Wondering when, if ever, is the right time to buy? Many Canadians are, and the numbers are promising more price increases to come.
The Royal LePage House Price Survey was released on Tuesday, April 19, 2022, and it looks at the state of the Canadian real estate market, giving a comprehensive view of what’s changed year-over-year and what the future market could look like.
According to the new report, the aggregate price of a home in Canada increased 25.1% year-over-year in the first quarter of 2022. That’s the most significant increase since they started keeping records.
Housing prices in Vancouver
Royal LePage said in its report that the aggregate price of a home in Greater Vancouver increased 18.2% year-over-year in the first quarter of 2022. Additionally:
- The median price of a single-family detached home increased 20.7% to $1,870,100.
- The median price of a condominium increased 20.4% to $828,400.
Randy Ryalls, general manager of Royal LePage Sterling Realty, said that “while the supply of listings is beginning to increase, it is happening at a very slow pace.”
Ryalls said Greater Vancouver remains in a strong seller’s market, and listings are being sold quickly.
“These market conditions are self-perpetuating. Lack of supply causes hesitation in sellers who hold off listing their home until they can buy.”
In the City of Vancouver, the aggregate house price increased 14.6% year-over-year in the first quarter of 2022 to $1,478,100. Additionally:
- The median price of a single-family detached home increased 21.7% to $2,665,400.

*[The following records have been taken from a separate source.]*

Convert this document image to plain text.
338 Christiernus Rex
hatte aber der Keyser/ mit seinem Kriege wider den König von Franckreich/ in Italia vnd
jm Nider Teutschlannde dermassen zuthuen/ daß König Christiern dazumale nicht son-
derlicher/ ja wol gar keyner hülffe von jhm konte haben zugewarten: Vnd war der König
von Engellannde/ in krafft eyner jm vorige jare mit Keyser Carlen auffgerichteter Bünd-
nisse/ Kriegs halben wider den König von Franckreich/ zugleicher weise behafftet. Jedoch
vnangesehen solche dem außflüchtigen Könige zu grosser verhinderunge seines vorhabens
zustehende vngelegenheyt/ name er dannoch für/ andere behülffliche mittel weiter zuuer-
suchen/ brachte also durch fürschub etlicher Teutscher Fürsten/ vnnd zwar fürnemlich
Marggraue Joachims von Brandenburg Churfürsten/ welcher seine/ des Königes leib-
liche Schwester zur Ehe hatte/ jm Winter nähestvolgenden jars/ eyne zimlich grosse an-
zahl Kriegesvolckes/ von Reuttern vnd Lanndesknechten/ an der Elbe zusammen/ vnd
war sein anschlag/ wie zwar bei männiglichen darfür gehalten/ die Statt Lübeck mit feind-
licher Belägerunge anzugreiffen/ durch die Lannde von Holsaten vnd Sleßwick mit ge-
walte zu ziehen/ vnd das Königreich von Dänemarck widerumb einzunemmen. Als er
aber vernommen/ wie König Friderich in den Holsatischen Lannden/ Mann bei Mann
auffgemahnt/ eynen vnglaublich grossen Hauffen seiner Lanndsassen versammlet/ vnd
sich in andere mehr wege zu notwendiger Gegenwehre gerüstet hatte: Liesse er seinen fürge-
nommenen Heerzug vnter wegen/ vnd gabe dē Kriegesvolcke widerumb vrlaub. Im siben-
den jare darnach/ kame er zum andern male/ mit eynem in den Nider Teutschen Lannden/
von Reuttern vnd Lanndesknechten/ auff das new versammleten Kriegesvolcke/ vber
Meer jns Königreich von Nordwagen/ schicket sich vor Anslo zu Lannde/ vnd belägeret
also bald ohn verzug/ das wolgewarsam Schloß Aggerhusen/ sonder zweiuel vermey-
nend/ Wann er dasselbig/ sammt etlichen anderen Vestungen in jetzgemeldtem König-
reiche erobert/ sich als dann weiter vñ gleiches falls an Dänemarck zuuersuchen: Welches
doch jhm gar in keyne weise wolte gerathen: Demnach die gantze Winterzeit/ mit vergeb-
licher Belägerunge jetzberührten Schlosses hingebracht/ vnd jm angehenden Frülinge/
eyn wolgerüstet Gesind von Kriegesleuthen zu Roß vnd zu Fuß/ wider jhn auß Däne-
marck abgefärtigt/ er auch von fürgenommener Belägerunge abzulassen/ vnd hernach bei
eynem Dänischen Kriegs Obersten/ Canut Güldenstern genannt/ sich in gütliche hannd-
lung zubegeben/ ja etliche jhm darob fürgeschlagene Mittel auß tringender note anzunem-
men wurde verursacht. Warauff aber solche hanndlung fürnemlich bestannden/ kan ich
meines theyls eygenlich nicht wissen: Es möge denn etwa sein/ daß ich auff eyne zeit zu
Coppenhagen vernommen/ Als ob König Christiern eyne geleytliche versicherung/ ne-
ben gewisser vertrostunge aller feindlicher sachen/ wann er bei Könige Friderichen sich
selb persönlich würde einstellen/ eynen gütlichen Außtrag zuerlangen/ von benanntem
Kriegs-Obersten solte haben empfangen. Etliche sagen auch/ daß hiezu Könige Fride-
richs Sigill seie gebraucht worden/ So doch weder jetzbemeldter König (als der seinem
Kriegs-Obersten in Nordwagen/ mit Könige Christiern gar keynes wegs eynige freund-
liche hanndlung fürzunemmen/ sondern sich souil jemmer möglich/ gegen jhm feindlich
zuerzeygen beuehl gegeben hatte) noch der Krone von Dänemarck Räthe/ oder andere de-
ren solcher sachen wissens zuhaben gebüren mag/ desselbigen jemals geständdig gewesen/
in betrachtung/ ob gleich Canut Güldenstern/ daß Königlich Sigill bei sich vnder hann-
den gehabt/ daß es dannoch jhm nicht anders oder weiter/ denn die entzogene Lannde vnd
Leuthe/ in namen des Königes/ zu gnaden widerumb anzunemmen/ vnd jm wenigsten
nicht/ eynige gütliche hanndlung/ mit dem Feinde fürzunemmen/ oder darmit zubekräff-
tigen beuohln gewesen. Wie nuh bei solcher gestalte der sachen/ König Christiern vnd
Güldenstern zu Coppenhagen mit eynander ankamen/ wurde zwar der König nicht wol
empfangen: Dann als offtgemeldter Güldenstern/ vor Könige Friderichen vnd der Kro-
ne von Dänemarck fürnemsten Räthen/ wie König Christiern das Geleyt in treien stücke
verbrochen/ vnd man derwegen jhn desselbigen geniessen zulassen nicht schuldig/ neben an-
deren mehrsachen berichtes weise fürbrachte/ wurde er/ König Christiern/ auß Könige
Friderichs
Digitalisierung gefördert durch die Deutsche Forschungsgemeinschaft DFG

- The median price of a condominium increased 7.1 % to $835,600.
Vancouver housing prices predictions
Driven by solid buyer demand that’s consistently outpacing supply in virtually every Canadian market, Royal LePage predicts “continued strong seller’s market conditions this spring.”
Phil Soper, president and CEO of Royal LePage, said that “entering 2022, we had anticipated a strong first half, and moderating real estate markets thereafter.”
“Call it buyer fatigue or easing demand, these periods of uncomfortably high home price appreciation do run their course. We are seeing the first signs of moderation in some regions, as more inventory is becoming available and competition eases slightly.”
“The first quarter of the year was so strong, however, that we are bumping up our 2022 outlook. And, home prices will continue to climb in the months ahead as a result of our relentless low supply-high demand imbalance.”
Royal LePage is forecasting that the aggregate price of a home in Canada will increase 15% in the fourth quarter of 2022, compared to the same quarter last year.
They also say Greater Vancouver home prices will increase 15% in the fourth quarter of 2022 compared to the same quarter a year previously.
Homes to get multiple offers
The report points out that listings commonly receive multiple offers before selling above the listing price in popular neighbourhoods.
“There is a notable difference in buyer sentiment and behaviour today,” Soper said.
“Consumer confidence is being challenged as the lingering impact of the pandemic, and worrisome geopolitical situation in Eastern Europe raises questions about the stickiness of inflation and the trajectory of interest rates.”
“Yet, while there may be fewer bids on accurately priced properties, housing supply is so tight that multiple-offer scenarios remain the norm in most communities.”
BC’s new “cooling-off” period
According to the report, the potential effects of BC’s new cooling-off period on the market remain unclear.
On Monday, March 28, the province announced that changes introduced to the Property Law Act are paving the way to create a new five-day Homebuyer Protection Period. It’s a direct response to concerns about a high competition market where buyers could feel pressured into submitting offers on homes without having basic conditions met to protect them. When it’s brought in, it could allow buyers time to “reconsider their offer, secure financing and obtain a home inspection,” said Ryalls.
The new rule is one piece of the puzzle contributing to shifts in buyer behaviour in combination with rising interest rates and sustained price increases, according to Royal LePage.
“The new legislation is causing a lot of uncertainty among industry professionals and consumers,” Ryalls said.
“With few details revealed, and no clear indication of how this policy will be implemented or monitored and by whom, it is difficult to predict what impact this will have on the market.”
“We believe that with the collaboration of industry leaders, the province would have been able to devise a policy that better serves Canadians during one of the most important decisions of their lives.”
Instead of a cooling-off period, which could create a supply backlog, he suggests that a mandatory pre-offer period that would allow buyers time to conduct due diligence would be more beneficial.